How is the size of that buffer determined ? Can
it be controlled by the admin ? Other than taking
memory away from other areas, is there any
penalty for using a larger buffer ?
I'm thinking that allocating a significantly
larger buffer would help enormously with these
problems - as someone else mentioned, RAM is
cheap these days. I've a brand new HP Microserver
dedicated to Myth that effectively cost only £140
after cashback, and for another £70 I can stuff
it with 8G or ECC RAM (it's got 2G at the moment)
- so memory isn't a constraint and I'd not have
any concern about allocating a buffer into tens
of seconds (or even minutes) long.
>I had issues when recording to a RAID6 (ZFS
>RAIDZ2) over an NFS/SMB link to a VM on the same
>server. Granted, there are a lot of layers
>there, but normal file copies are very fast. I
>solved it by putting recordings on a small LVM
>exported from the dom0 on a pair of RAID1 drives
>then using scripts to copy them to the network
Hmm, messy ! I'd rather sort out better buffering.

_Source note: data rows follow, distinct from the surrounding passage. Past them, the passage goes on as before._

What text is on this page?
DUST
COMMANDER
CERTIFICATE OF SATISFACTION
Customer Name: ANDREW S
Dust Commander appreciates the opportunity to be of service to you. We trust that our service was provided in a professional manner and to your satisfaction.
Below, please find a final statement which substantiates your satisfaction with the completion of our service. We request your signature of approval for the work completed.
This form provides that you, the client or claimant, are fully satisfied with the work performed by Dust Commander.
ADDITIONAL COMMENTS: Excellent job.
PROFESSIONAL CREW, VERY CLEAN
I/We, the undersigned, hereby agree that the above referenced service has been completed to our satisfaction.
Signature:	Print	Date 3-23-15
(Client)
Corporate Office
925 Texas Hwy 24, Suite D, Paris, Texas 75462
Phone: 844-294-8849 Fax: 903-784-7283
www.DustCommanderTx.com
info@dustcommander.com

>I saw some posts here talking about the speed of
>the SATA interface. Please keep in mind that for
>our uses, that is completely irrelevant. It's
>the seek time that's killing you here, the
>random I/O, NOT the interface speed. Look at
>disk benchmarks, even for SSDs, and you will see
>an interesting pattern. Streaming I/O will be
>high, while small random I/O will be REALLY slow
>in comparison, a small fraction. Once you get a
>few streams of random I/O going, disks can't
>keep up. Myth calling sync on the disks isn't
>helping as now the OS cache and such can't help
>hide the pattern, though there are reasons they
>do this. That is why people recommend putting
>recordings on their own drives. It limits all
>the seeks from other system activity from
>interfering with recordings. Using a pair of
>smaller drives in a storage group is another win
>as myth will balance recordings across the disks
>for you, like a RAID0, without the data
Not only is a SATA connection fast, it is also
point to point and dedicated to the single disk
it connects - unless you use a port expander in
which case it's shared between all devices on the
expander. Most usually though, there is a
controller channel per disk until you get into
quite sizable arrays.
However, it isn't all that long since bus
throughput was an issue - especially on (for
example) a SCSI bus with multiple high
performance drives. Yes, in the past I'm been
down the road of carefully arranging my server
drives equally across all the available busses -
but I think then the PCI-something slot was
probably the streaming throughput bottleneck.